The financial collapse a year ago was also, in my mind, a further sign of the bankruptcy of the traditional media. Even though the rising real estate and stock market bubble were obvious for a number of years, The New York Times rarely took on the greed in Wall Street, treating, particularly in the business pages, the leaders of the financial community as great oracles. In fact, people like Alan Greenspan and Robert Rubin were treated as wise men, while other people who saw the impending disaster–I can think of Dean Baker in particular–were ignored as "leftists" who had an axe to grind.
Well, Greenspan still gets treated like a wise man–witness his appearance on Sunday on “This Week With George Stephanopoulous"–even though he is one of the culprits in the collapse. Rubin is taking a lower profile, and gets quoted a lot less in the media. The New York Times–late to the game as usual (with the exception of a few people in the Sunday Business Section)–now gives us a lead, front-page story about the greed of the private equity world:
Simmons says it will soon file for bankruptcy protection, as part of an agreement by its current owners to sell the company — the seventh time it has been sold in a little more than two decades — all after being owned for short periods by a parade of different investment groups, known as private equity firms, which try to buy undervalued companies, mostly with borrowed money.
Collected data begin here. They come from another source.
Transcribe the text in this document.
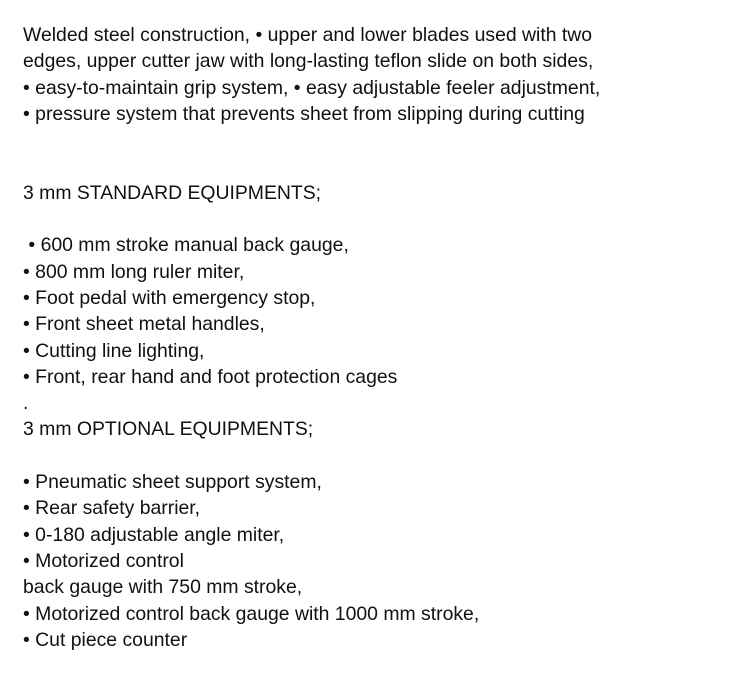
Welded steel construction, • upper and lower blades used with two
edges, upper cutter jaw with long-lasting teflon slide on both sides,
• easy-to-maintain grip system, • easy adjustable feeler adjustment,
• pressure system that prevents sheet from slipping during cutting
3 mm STANDARD EQUIPMENTS;
• 600 mm stroke manual back gauge,
• 800 mm long ruler miter,
• Foot pedal with emergency stop,
• Front sheet metal handles,
• Cutting line lighting,
• Front, rear hand and foot protection cages
.
3 mm OPTIONAL EQUIPMENTS;
• Pneumatic sheet support system,
• Rear safety barrier,
• 0-180 adjustable angle miter,
• Motorized control
back gauge with 750 mm stroke,
• Motorized control back gauge with 1000 mm stroke,
• Cut piece counter
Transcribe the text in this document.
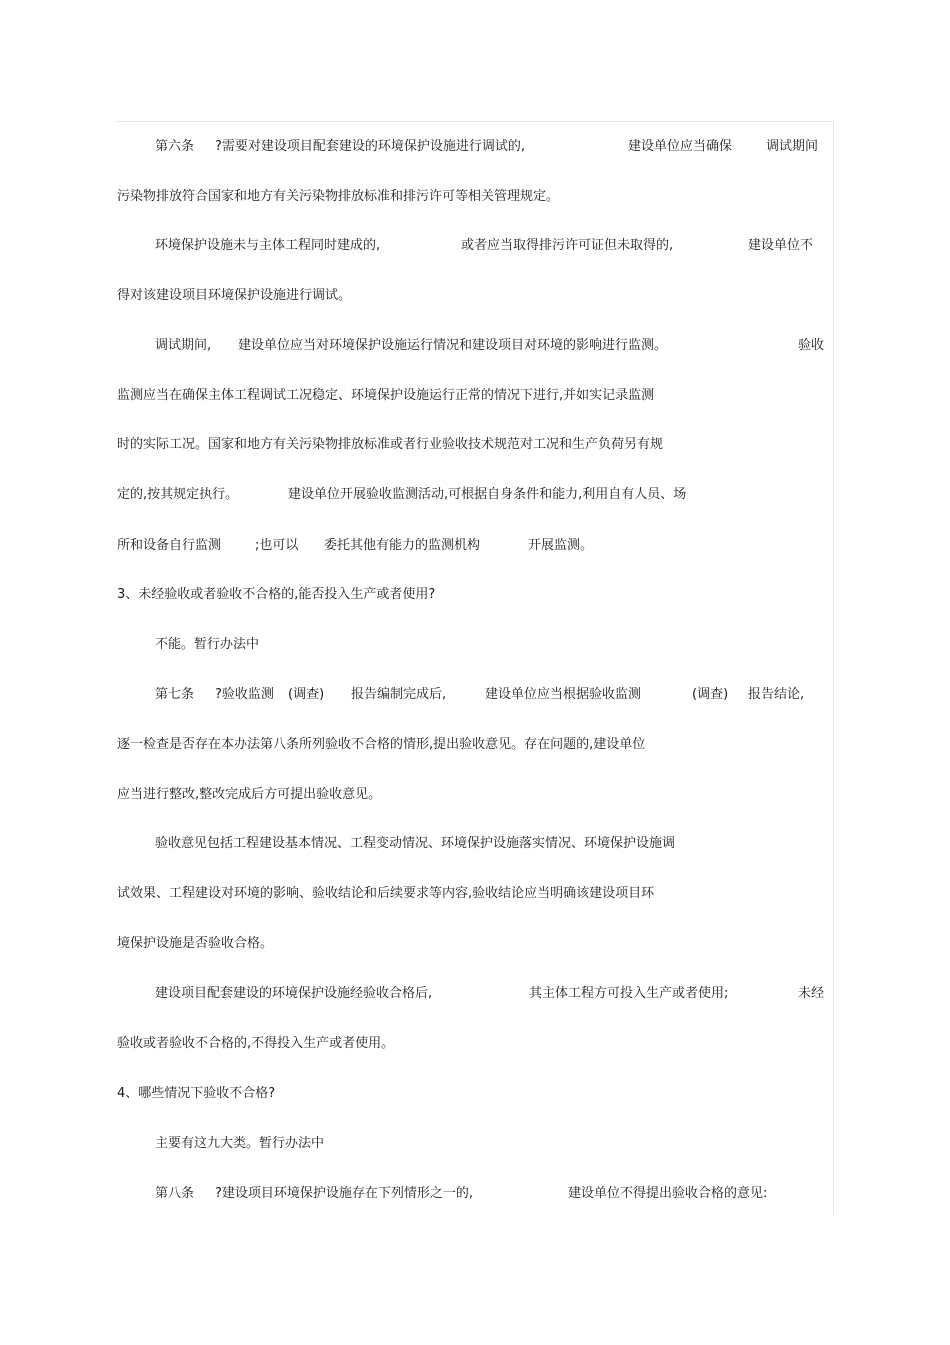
第六条 ?需要对建设项目配套建设的环境保护设施进行调试的,	建设单位应当确保	调试期间
污染物排放符合国家和地方有关污染物排放标准和排污许可等相关管理规定。
环境保护设施未与主体工程同时建成的,	或者应当取得排污许可证但未取得的,	建设单位不
得对该建设项目环境保护设施进行调试。
调试期间, 建设单位应当对环境保护设施运行情况和建设项目对环境的影响进行监测。	验收
监测应当在确保主体工程调试工况稳定、环境保护设施运行正常的情况下进行,并如实记录监测
时的实际工况。国家和地方有关污染物排放标准或者行业验收技术规范对工况和生产负荷另有规
定的,按其规定执行。	建设单位开展验收监测活动,可根据自身条件和能力,利用自有人员、场
所和设备自行监测	;也可以 委托其他有能力的监测机构	开展监测。
3、未经验收或者验收不合格的,能否投入生产或者使用?
不能。暂行办法中
第七条 ?验收监测 (调查) 报告编制完成后,	建设单位应当根据验收监测	(调查) 报告结论,
逐一检查是否存在本办法第八条所列验收不合格的情形,提出验收意见。存在问题的,建设单位
应当进行整改,整改完成后方可提出验收意见。
验收意见包括工程建设基本情况、工程变动情况、环境保护设施落实情况、环境保护设施调
试效果、工程建设对环境的影响、验收结论和后续要求等内容,验收结论应当明确该建设项目环
境保护设施是否验收合格。
建设项目配套建设的环境保护设施经验收合格后,	其主体工程方可投入生产或者使用;	未经
验收或者验收不合格的,不得投入生产或者使用。
4、哪些情况下验收不合格?
主要有这九大类。暂行办法中
第八条 ?建设项目环境保护设施存在下列情形之一的,	建设单位不得提出验收合格的意见:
For many of the company’s investors, the sale will be a disaster. Its bondholders alone stand to lose more than $575 million. The company’s downfall has also devastated employees like Noble Rogers, who worked for 22 years at Simmons, most of that time at a factory outside Atlanta. He is one of 1,000 employees — more than one-quarter of the work force — laid off last year.
But Thomas H. Lee Partners of Boston has not only escaped unscathed, it has made a profit. The investment firm, which bought Simmons in 2003, has pocketed around $77 million in profit, even as the company’s fortunes have declined. THL collected hundreds of millions of dollars from the company in the form of special dividends. It also paid itself millions more in fees, first for buying the company, then for helping run it. Last year, the firm even gave itself a small raise.
Wall Street investment banks also cashed in. They collected millions for helping to arrange the takeovers and for selling the bonds that made those deals possible. All told, the various private equity owners have made around $750 million in profits from Simmons over the years.
Well, yeah. And I immediately thought–where were stories like that five years ago? It is such an obvious story to write now–and I’m glad it’s there–but it is the media’s version of "the horse out of the barn"…to the great detriment of the entire country.
Seriously, if The New York Times disappeared, would anyone really notice?